Dimension of $\prod_{i\in I} \mathbb{C}$ Let $I$ be a set and consider the complex vector space
$$V:=\prod_{i\in I} \mathbb{C}=\{(x_i)_{i\in I}: x_i\in \mathbb{C}, \sup_i |x_i|<\infty\}$$ with the pointwise operations.
Is it true that $\dim(V)= |I|$? If $I$ is finite, this is obvious. If $I$ is infinite, then $V$ contains the algebraic direct sum of copies of the complex numbers so that $\dim(V)\ge |I|$. Is there equality? If not, cab we explicitly describe the dimension of $V$ as an infinite cardinal?
 A: Edit: The argument given here before is not correct. Below is a corrected argument.$\newcommand{\restr}{\upharpoonright}$

No, for infinite $I$, the dimension is $2^{\lvert I\rvert}$.
Lemma: Let $K$ be any field and let $f_1,\ldots, f_n\in K^I$ be linearly independent. Then there is a finite $I_0\subseteq I$ such that their restrictions $f_j\restr_{I_0}$ are linearly independent.

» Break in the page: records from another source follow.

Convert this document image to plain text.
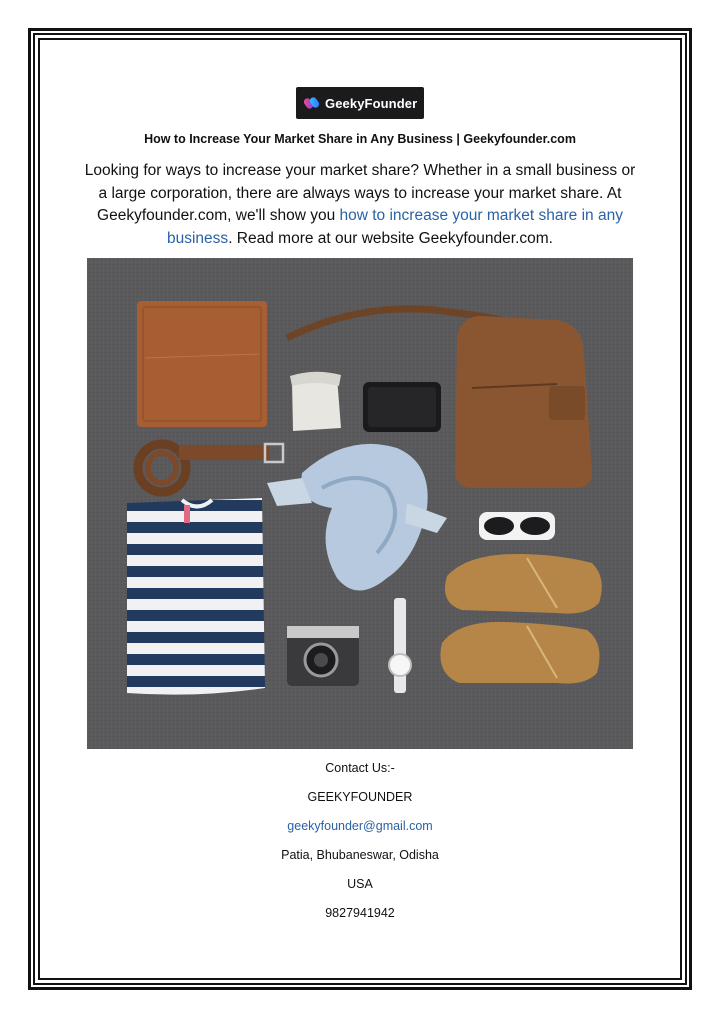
GeekyFounder
How to Increase Your Market Share in Any Business | Geekyfounder.com
Looking for ways to increase your market share? Whether in a small business or a large corporation, there are always ways to increase your market share. At Geekyfounder.com, we'll show you how to increase your market share in any business. Read more at our website Geekyfounder.com.
Contact Us:-
GEEKYFOUNDER
geekyfounder@gmail.com
Patia, Bhubaneswar, Odisha
USA
9827941942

Proof: Suppose not. Let $m\leq n$ be maximal dimension of the subspace of $K^{I_0}$ spanned by the corresponding restriction, for arbitrary finite $I_0\subseteq I$. We may assume (by induction) that $m=n-1$ and that the restrictions of $f_1\restr_{I_0},\ldots, f_{n-1}\restr_{I_0}$ to some fixed finite $I_0\subseteq I$ are linearly independent. Then (by linear independence and hypothesis) there are unique $\alpha_j\in K$ such that $f_n\restr_{I_0}=\sum_{j=1}^{n-1} \alpha_jf_j\restr_{I_0}$. But for any $i\notin I_0$, for $I_1=I_0\cup \{i\}$, $f_n\restr_{I_1}$ is a linear combination of $f_j\restr_{I_1}$. By uniquness of $\alpha_j$, this means that we must have $f_n(i)=\sum_{j<n}\alpha_j f_j(i)$. Since $i$ is arbitrary, we must have $f_n=\sum_{j<n}\alpha_jf_j$, contradicting the independence of $f_1,\ldots, f_n$. $\square$
Now, suppose $f_1,\ldots, f_n\in \mathbf Q^I$ are $\mathbf Q$-independent. Then by lemma there is a finite set $I_0\subseteq I$ such that $f_1\restr_{I_0},\ldots, f_n\restr_{I_0}$ are $\mathbf Q$-independent. But $\mathbf Q^{I_0}$ is finite-dimensional, so linear independence is witnessed by non-vanishing of a determinant (a maximal minor of the matrix given by the coordinates of $f_j\restr_{I_0}$ with respect to the standard basis). But then the same determinant does not vanish over $\mathbf C$, so $f_1\restr_{I_0},\ldots, f_n\restr_{I_0}$ have to be linearly independent over $\mathbf C$.
It follows that any basis of $\mathbf Q^I$ is linearly independent in $\mathbf C^I$. Since $\mathbf Q^I$ clearly has rational dimension $2^{\lvert I\rvert}$ (by an easy cardinality argument), and likewise, the complex dimension of $\mathbf C^I$ is bounded above by the same, the conclusion follows.